Other consultants report high interest in student retention, aid and unmet financial need. Bill Hall, the founder and president of Applied Policy Research Inc., a consulting firm specializing in enrollment management, says financial aid has shifted over the last 15 years toward incentivizing middle-income and upper-middle-income students. Non-need-based aid offers increased noticeably during the recession at both public and private institutions. They were putting their money into students they were sure they could retain, Hall said.

An unprepared student is still at the greatest risk of attrition, Hall said. But APR has zeroed in on financial aid and need as well. Its analyses have generally found that $7,000 of unmet need is roughly the point at which student retention drops. That’s slightly higher than the University of Kentucky’s $5,000 mark, but as a public institution with sticker prices below those of private institutions, UK might attract students who are more price sensitive.

“Anything in that $5,000-7,000 range is getting in that danger zone with respect to unmet need,” Hall said. “It’s even more sensitive with first-generation students.”

The question of how much unmet need is too much is the right one to ask, according to Matthew Chingos, a senior fellow at the Urban Institute. He believes it is sensible to ask which students need the most help and which ones are most likely to graduate if awarded financial aid.

Dedicating large chunks of budgets to non-need-based aid can be tempting for states or institutions that want to compete for top students, Chingos said. But when many institutions are pursuing that strategy, it can lose its effectiveness as students with high grades receive multiple lucrative financial offers.

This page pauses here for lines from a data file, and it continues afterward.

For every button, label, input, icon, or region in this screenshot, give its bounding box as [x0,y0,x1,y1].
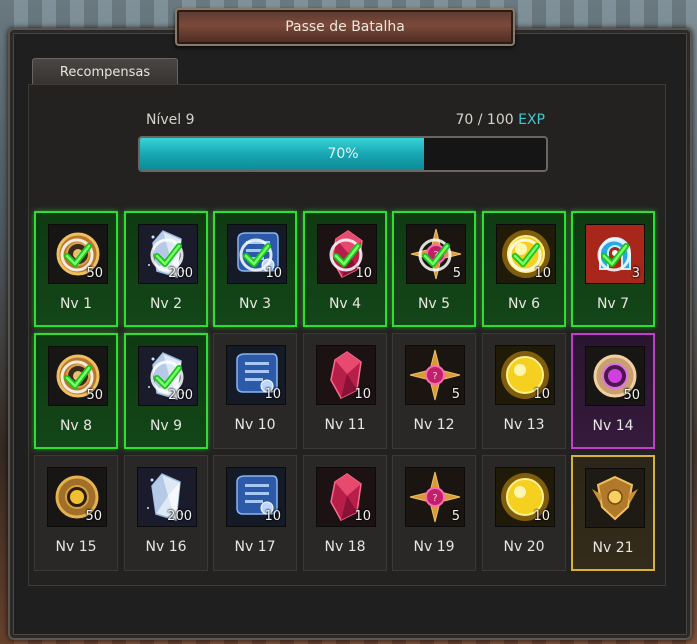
reward-slot[interactable]: 10 Nv 17 [213,455,297,571]
reward-slot[interactable]: ? 5 Nv 19 [392,455,476,571]
reward-level-label: Nv 2 [149,296,183,312]
reward-quantity: 200 [167,509,192,524]
reward-quantity: 5 [452,266,461,281]
reward-slot[interactable]: 200 Nv 9 [124,333,208,449]
reward-quantity: 5 [451,387,460,402]
compass-star-icon: ? 5 [405,345,465,405]
exp-progress-bar: 70% [138,136,548,172]
reward-level-label: Nv 9 [149,418,183,434]
reward-slot[interactable]: 50 Nv 8 [34,333,118,449]
reward-quantity: 50 [86,266,103,281]
reward-slot[interactable]: 3 Nv 7 [571,211,655,327]
reward-quantity: 3 [631,266,640,281]
window-title: Passe de Batalha [285,19,405,35]
svg-text:?: ? [432,493,437,504]
reward-level-label: Nv 6 [507,296,541,312]
blue-scroll-icon: 10 [227,224,287,284]
gold-orb-icon: 10 [496,224,556,284]
reward-level-label: Nv 7 [596,296,630,312]
reward-slot[interactable]: 10 Nv 4 [303,211,387,327]
blue-scroll-icon: 10 [226,345,286,405]
reward-quantity: 10 [355,266,372,281]
red-gem-icon: 10 [316,467,376,527]
red-gem-icon: 10 [316,345,376,405]
reward-level-label: Nv 17 [234,539,276,555]
reward-level-label: Nv 11 [324,417,366,433]
reward-slot[interactable]: 200 Nv 16 [124,455,208,571]
reward-slot[interactable]: 10 Nv 18 [303,455,387,571]
reward-quantity: 200 [168,388,193,403]
reward-quantity: 10 [354,387,371,402]
reward-level-label: Nv 19 [413,539,455,555]
reward-level-label: Nv 1 [59,296,93,312]
compass-star-icon: ? 5 [405,467,465,527]
reward-slot[interactable]: 50 Nv 15 [34,455,118,571]
purple-ring-icon: 50 [585,346,645,406]
reward-level-label: Nv 21 [592,540,634,556]
gold-orb-icon: 10 [495,345,555,405]
current-level-label: Nível 9 [146,112,195,128]
reward-level-label: Nv 14 [592,418,634,434]
reward-quantity: 10 [533,509,550,524]
blue-scroll-icon: 10 [226,467,286,527]
reward-quantity: 10 [264,387,281,402]
white-crystal-icon: 200 [137,467,197,527]
reward-quantity: 50 [85,509,102,524]
reward-slot[interactable]: 50 Nv 14 [571,333,655,449]
reward-quantity: 5 [451,509,460,524]
reward-level-label: Nv 18 [324,539,366,555]
reward-level-label: Nv 13 [503,417,545,433]
red-gem-icon: 10 [317,224,377,284]
window-title-plate: Passe de Batalha [175,8,515,46]
reward-slot[interactable]: 10 Nv 3 [213,211,297,327]
exp-readout: 70 / 100 EXP [456,112,546,128]
tab-rewards[interactable]: Recompensas [32,58,178,86]
reward-slot[interactable]: Nv 21 [571,455,655,571]
reward-level-label: Nv 8 [59,418,93,434]
bronze-ring-icon: 50 [48,224,108,284]
exp-progress-percent: 70% [327,146,359,162]
reward-quantity: 10 [264,509,281,524]
gold-ring-icon: 50 [47,467,107,527]
golden-emblem-icon [585,468,645,528]
reward-slot[interactable]: 10 Nv 11 [303,333,387,449]
reward-slot[interactable]: 10 Nv 20 [482,455,566,571]
reward-slot[interactable]: 10 Nv 10 [213,333,297,449]
reward-slot[interactable]: ? 5 Nv 12 [392,333,476,449]
reward-level-label: Nv 10 [234,417,276,433]
reward-quantity: 10 [534,266,551,281]
reward-slot[interactable]: 10 Nv 6 [482,211,566,327]
reward-quantity: 50 [623,388,640,403]
white-crystal-icon: 200 [138,346,198,406]
reward-slot[interactable]: 10 Nv 13 [482,333,566,449]
exp-unit: EXP [518,112,545,128]
reward-level-label: Nv 20 [503,539,545,555]
reward-slot[interactable]: ? 5 Nv 5 [392,211,476,327]
svg-text:?: ? [432,371,437,382]
bronze-ring-icon: 50 [48,346,108,406]
gold-orb-icon: 10 [495,467,555,527]
reward-quantity: 10 [354,509,371,524]
reward-slot[interactable]: 50 Nv 1 [34,211,118,327]
reward-quantity: 10 [265,266,282,281]
reward-level-label: Nv 16 [145,539,187,555]
reward-level-label: Nv 4 [328,296,362,312]
reward-quantity: 50 [86,388,103,403]
compass-star-icon: ? 5 [406,224,466,284]
blue-horseshoe-icon: 3 [585,224,645,284]
reward-level-label: Nv 3 [238,296,272,312]
reward-level-label: Nv 12 [413,417,455,433]
reward-quantity: 200 [168,266,193,281]
white-crystal-icon: 200 [138,224,198,284]
reward-level-label: Nv 5 [417,296,451,312]
reward-slot[interactable]: 200 Nv 2 [124,211,208,327]
exp-value: 70 / 100 [455,112,514,128]
reward-level-label: Nv 15 [55,539,97,555]
reward-quantity: 10 [533,387,550,402]
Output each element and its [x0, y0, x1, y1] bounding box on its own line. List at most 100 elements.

“You probably end up writing a whole lot of checks to people who would have stayed in the state anyway,” Chingos said. “That’s basically wasted money.”

Observers of higher education in Kentucky say additional factors have enabled UK’s move to change its aid policies. Kentucky is moving toward a performance funding model that places a premium on degrees earned by low-income and minority students, said Robert L. King, president of the Kentucky Council on Postsecondary Education. UK’s shift has also been made possible by the fact that it has improved its academic reputation in recent years, he said.

“What that’s doing is reducing the pressure on the so-called merit aid to try and buy students to come there, which I think is a good sign,” King said. “I think they’re seeing that they can be more selective and at the same time devote more of their resources to those students who really need them.”

The emphasis on lowering unmet need also matches what professors are seeing on the ground. John R. Thelin, a university research professor at the University of Kentucky and the author of A History of American Higher Education, said he is partial to the strategy of need-based aid and trying to assist students from modest backgrounds. But outside that, he said he was hearing stories about undergraduates dropping out of the University of Kentucky because they could not afford to stay enrolled.

“About a year ago, I was teaching a seminar, and it had graduate students who worked in financial aid and student affairs,” Thelin said. “What they were all emphasizing was that there were substantial numbers of low-income, modest-income students who were doing well academically and were dropping out. And it was due to a relatively small amount of money.”

UK’s faculty members have generally been supportive of the new strategy, said Katherine McCormick, a professor in interdisciplinary early childhood education who chairs the University Senate. Instead of having one exceptional student in class, they may have four or five strong students, she said.

“That idea of having more students who are high-quality students who will be engaged, to have five or six of those rather than only one is a real selling point,” she said.

If the effort is successful at boosting retention, it could also increase the number of students taking higher-level classes. Faculty members would welcome that as well, McCormick said.

“That retention effort might really pan out,” she said. “It’s often a good mix if you have a chance to grow your own program.”